A cura di SERGIO MARTUSCELLI (Roma) * sergio.martuscelli@dconline.info * 393-8981186

< Se vis in pacem, para bellum ! >

E’ recente la notizia che l On Rotondi ha dichiarato di voler “sciogliere” la Democrazia cristiana e donarla ad una fondazione, cosa che già avvenuta con vari partiti della prima Repubblica.

Ma il popolo democristiano è forte e coeso ed ha ancora nel cuore l’immagine dei suoi leader, il rumore dello sventolio delle bandiere scudo crociate, le note dell inno bianco fiore, nonchè la celebre frase di Don Luigi Sturzo < La libertà è come l’aria, si vive nell’aria; se l’aria è insufficiente, si soffoca: se l’aria manca, si muore >.

Non possiamo dunque vivere senza la libertà di rappresentare un partito ed una ideologia che dovrebbe essere di tutti: amore, unione, coesione, politica corretta.

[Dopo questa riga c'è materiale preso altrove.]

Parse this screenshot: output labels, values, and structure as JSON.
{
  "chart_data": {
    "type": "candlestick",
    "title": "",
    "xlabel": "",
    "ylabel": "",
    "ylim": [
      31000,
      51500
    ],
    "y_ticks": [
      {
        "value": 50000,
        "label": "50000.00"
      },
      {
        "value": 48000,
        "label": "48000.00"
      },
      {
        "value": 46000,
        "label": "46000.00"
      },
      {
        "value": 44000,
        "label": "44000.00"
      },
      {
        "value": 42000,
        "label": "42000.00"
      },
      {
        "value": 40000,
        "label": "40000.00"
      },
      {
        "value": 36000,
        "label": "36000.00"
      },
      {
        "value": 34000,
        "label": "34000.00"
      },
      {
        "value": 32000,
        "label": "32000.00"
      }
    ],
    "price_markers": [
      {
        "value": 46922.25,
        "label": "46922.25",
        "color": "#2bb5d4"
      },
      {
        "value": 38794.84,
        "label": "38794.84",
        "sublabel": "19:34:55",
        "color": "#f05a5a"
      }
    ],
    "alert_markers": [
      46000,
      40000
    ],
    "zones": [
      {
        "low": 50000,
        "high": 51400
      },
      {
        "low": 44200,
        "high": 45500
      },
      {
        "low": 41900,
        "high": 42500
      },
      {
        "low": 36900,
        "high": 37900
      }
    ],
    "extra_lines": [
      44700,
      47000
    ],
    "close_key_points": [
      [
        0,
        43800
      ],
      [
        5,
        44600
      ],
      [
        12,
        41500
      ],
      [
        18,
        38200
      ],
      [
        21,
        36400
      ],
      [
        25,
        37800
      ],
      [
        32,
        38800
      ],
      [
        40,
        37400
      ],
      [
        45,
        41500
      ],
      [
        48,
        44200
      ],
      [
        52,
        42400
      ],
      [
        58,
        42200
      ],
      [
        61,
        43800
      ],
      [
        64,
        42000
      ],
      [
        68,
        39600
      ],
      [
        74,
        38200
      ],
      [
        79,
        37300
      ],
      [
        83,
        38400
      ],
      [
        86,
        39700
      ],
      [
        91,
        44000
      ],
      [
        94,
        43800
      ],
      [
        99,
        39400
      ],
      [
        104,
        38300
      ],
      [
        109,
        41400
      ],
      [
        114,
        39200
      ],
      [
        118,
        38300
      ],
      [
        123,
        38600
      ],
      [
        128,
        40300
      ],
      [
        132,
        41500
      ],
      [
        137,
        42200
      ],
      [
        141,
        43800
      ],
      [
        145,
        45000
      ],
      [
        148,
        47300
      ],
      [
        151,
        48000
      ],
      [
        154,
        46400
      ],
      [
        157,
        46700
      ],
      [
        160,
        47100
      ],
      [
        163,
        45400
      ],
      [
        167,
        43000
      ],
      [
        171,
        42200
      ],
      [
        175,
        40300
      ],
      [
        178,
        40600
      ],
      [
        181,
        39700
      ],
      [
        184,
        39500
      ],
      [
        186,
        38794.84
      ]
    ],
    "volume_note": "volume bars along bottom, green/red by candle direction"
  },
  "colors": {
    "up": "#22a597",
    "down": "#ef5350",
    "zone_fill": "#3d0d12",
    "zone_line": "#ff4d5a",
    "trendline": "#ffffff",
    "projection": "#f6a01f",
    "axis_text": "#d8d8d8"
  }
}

Il popolo democristiano ha già sofferto per colpa di molti politici e degli avvenimenti post prima Repubblica e non vuole altro che un partito, un contenitore politico dove rincontrarsi e condividere le proprie idee, portando quei valori che oggi mancano sia nella politica che nella società.

Il popolo democristiano dal 1994 non solo non si è mai “sciolto”, ma anzi ha sempre cercato in tutti i modi di essere unito e compatto, per  poter dare il segno che la Democrazia  Cristiana non è mai morta.

Il popolo democristiano continua dunque a combattere per quel diritto/dovere di rappresentare di rappresentare quella parte degli italiani che non vogliono arrendersi a nessuna deriva, nè di destra, nè di sinistra, ma vogliono difendere una vera e propria Democrazia (con la D maiuscola).

E’ triste dirlo ma la famosa frase < se vis pacem , para bellum !> sembra  tornare ad essere di moda perché solo con la guerra, non certa fatta con le armi ma con azioni, eventi e quant’altro, potremo raggiungere la pace e tornare a vedere la nostra amata bandiera con lo scudocrociato sventolare alta e fiera come lo era in passato (con buona pace del “becchino” della Democrazia Cristiana G. Rotondi).